United told investors it expects the well will be brought onstream in the coming days.

Cenkos repeated a ‘buy’ recommendation with a new price target of 28p, up from 26.6p.

“A year-on from the completion of the Rockhopper Egypt acquisition, we would argue that the Abu Sennan licence has delivered ahead of all expectations,” said analyst James Mccormack.

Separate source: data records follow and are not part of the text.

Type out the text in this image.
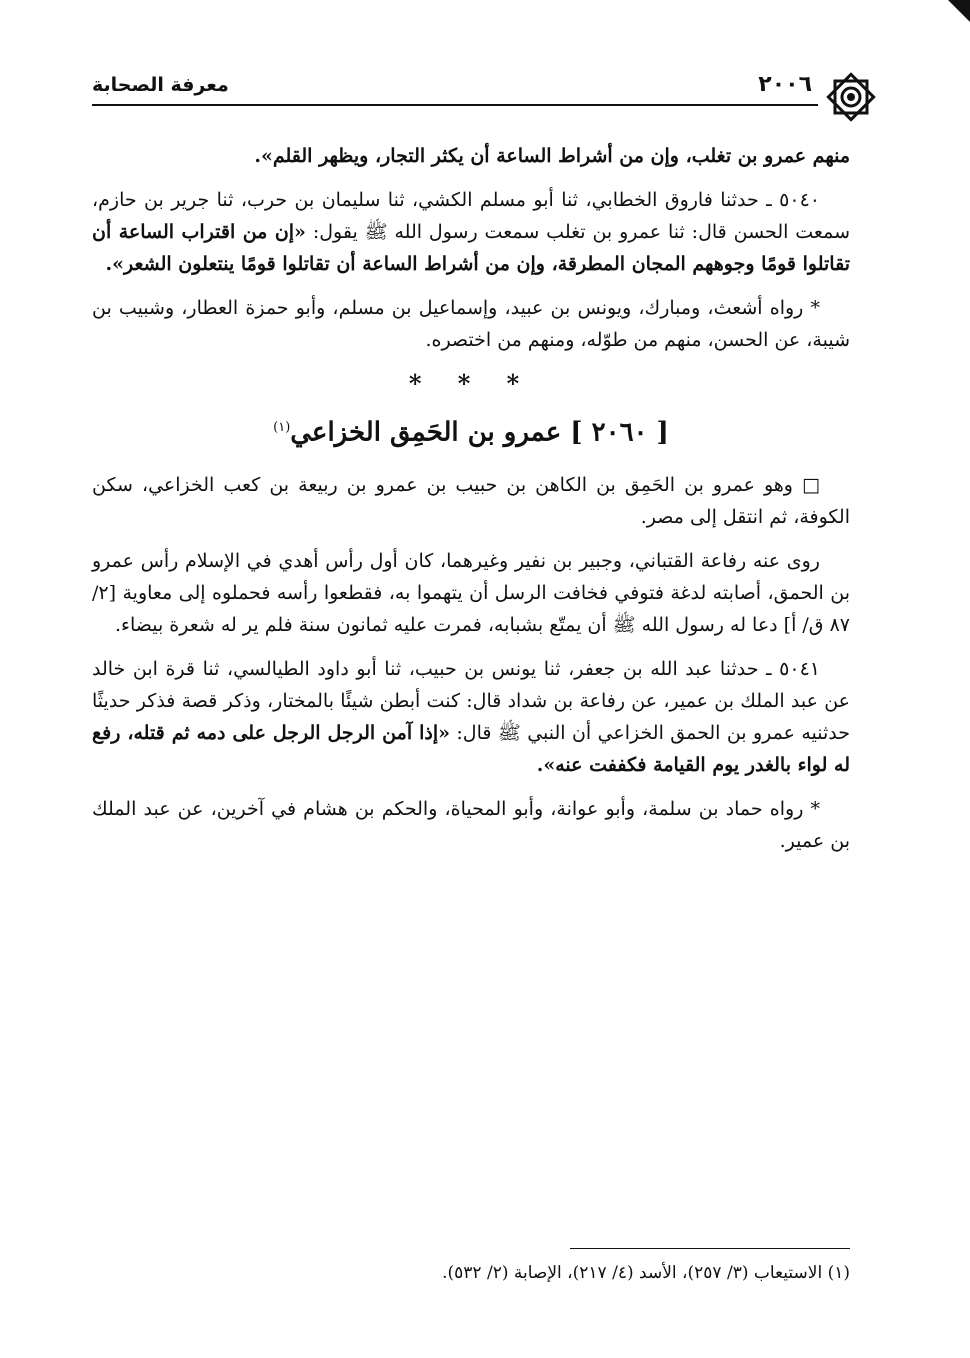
٢٠٠٦
معرفة الصحابة

منهم عمرو بن تغلب، وإن من أشراط الساعة أن يكثر التجار، ويظهر القلم».

٥٠٤٠ ـ حدثنا فاروق الخطابي، ثنا أبو مسلم الكشي، ثنا سليمان بن حرب، ثنا جرير بن حازم، سمعت الحسن قال: ثنا عمرو بن تغلب سمعت رسول الله ﷺ يقول: «إن من اقتراب الساعة أن تقاتلوا قومًا وجوههم المجان المطرقة، وإن من أشراط الساعة أن تقاتلوا قومًا ينتعلون الشعر».

* رواه أشعث، ومبارك، ويونس بن عبيد، وإسماعيل بن مسلم، وأبو حمزة العطار، وشبيب بن شيبة، عن الحسن، منهم من طوّله، ومنهم من اختصره.

* * *
[ ٢٠٦٠ ] عمرو بن الحَمِق الخزاعي$^{(١)}$

□ وهو عمرو بن الحَمِق بن الكاهن بن حبيب بن عمرو بن ربيعة بن كعب الخزاعي، سكن الكوفة، ثم انتقل إلى مصر.

روى عنه رفاعة القتباني، وجبير بن نفير وغيرهما، كان أول رأس أهدي في الإسلام رأس عمرو بن الحمق، أصابته لدغة فتوفي فخافت الرسل أن يتهموا به، فقطعوا رأسه فحملوه إلى معاوية [٢/ ٨٧ ق/ أ] دعا له رسول الله ﷺ أن يمتّع بشبابه، فمرت عليه ثمانون سنة فلم ير له شعرة بيضاء.

٥٠٤١ ـ حدثنا عبد الله بن جعفر، ثنا يونس بن حبيب، ثنا أبو داود الطيالسي، ثنا قرة ابن خالد عن عبد الملك بن عمير، عن رفاعة بن شداد قال: كنت أبطن شيئًا بالمختار، وذكر قصة فذكر حديثًا حدثنيه عمرو بن الحمق الخزاعي أن النبي ﷺ قال: «إذا آمن الرجل الرجل على دمه ثم قتله، رفع له لواء بالغدر يوم القيامة فكففت عنه».

* رواه حماد بن سلمة، وأبو عوانة، وأبو المحياة، والحكم بن هشام في آخرين، عن عبد الملك بن عمير.

(١) الاستيعاب (٣/ ٢٥٧)، الأسد (٤/ ٢١٧)، الإصابة (٢/ ٥٣٢).
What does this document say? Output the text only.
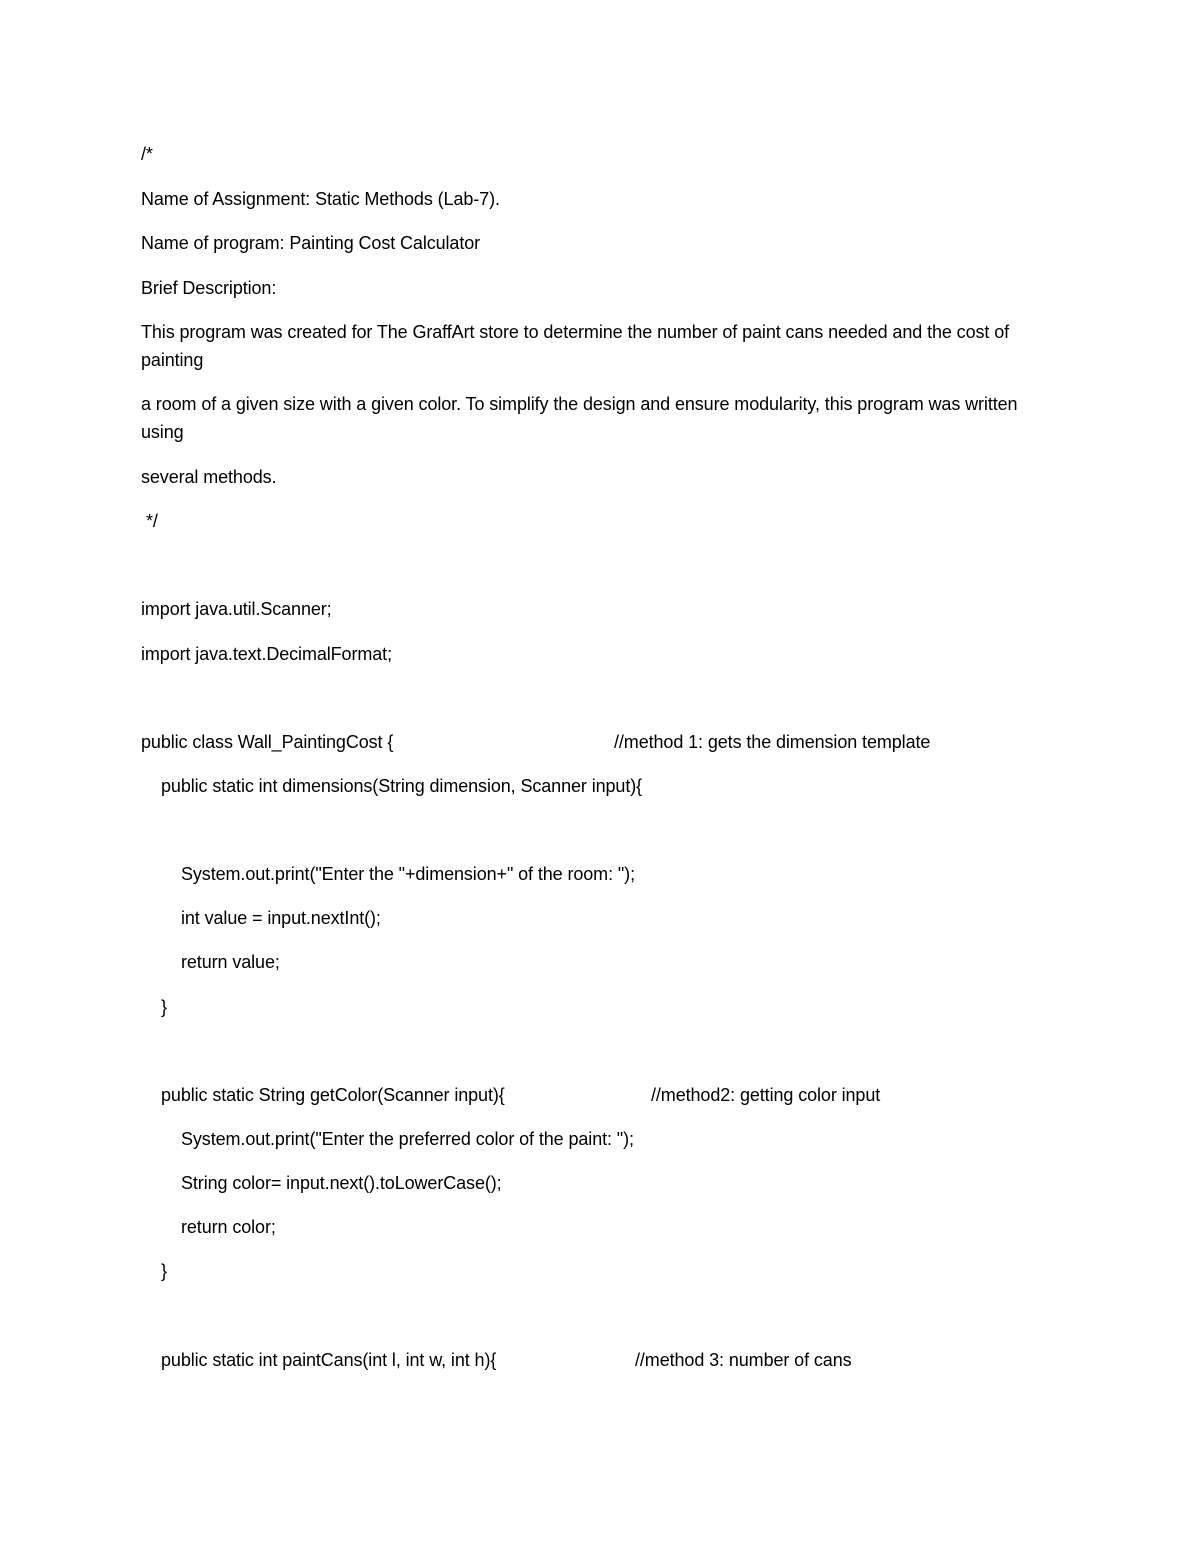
/*

Name of Assignment: Static Methods (Lab-7).

Name of program: Painting Cost Calculator

Brief Description:

This program was created for The GraffArt store to determine the number of paint cans needed and the cost of painting

a room of a given size with a given color. To simplify the design and ensure modularity, this program was written using

several methods.

*/

import java.util.Scanner;

import java.text.DecimalFormat;

public class Wall_PaintingCost {	//method 1: gets the dimension template

public static int dimensions(String dimension, Scanner input){

System.out.print("Enter the "+dimension+" of the room: ");

int value = input.nextInt();

return value;

}

public static String getColor(Scanner input){	//method2: getting color input

System.out.print("Enter the preferred color of the paint: ");

String color= input.next().toLowerCase();

return color;

}

public static int paintCans(int l, int w, int h){	//method 3: number of cans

“Since acquiring its 22% working interest, United and its partners have drilled three wells, with all three encountering hydrocarbons – a 100% success rate.

“Over the same period, (and despite the volatile commodity price environment and the Covid-19 pandemic), production has increased by 36% to 2,310boepd during January 2021.”

The analyst added: “We update our model with the latest Brent forward curve, increasing our price target to 28p, c.7.8x the current share price.

“We also update our value of United’s Core NAV (the discounted forecast future net cash flows from on-stream fields (Abu Sennan) and fields which are due onstream in the next 12 months (Selva), minus the value of central office G&A cash costs, adjusted for net debt/cash) at 4.7p, a c31% premium to the current share price.”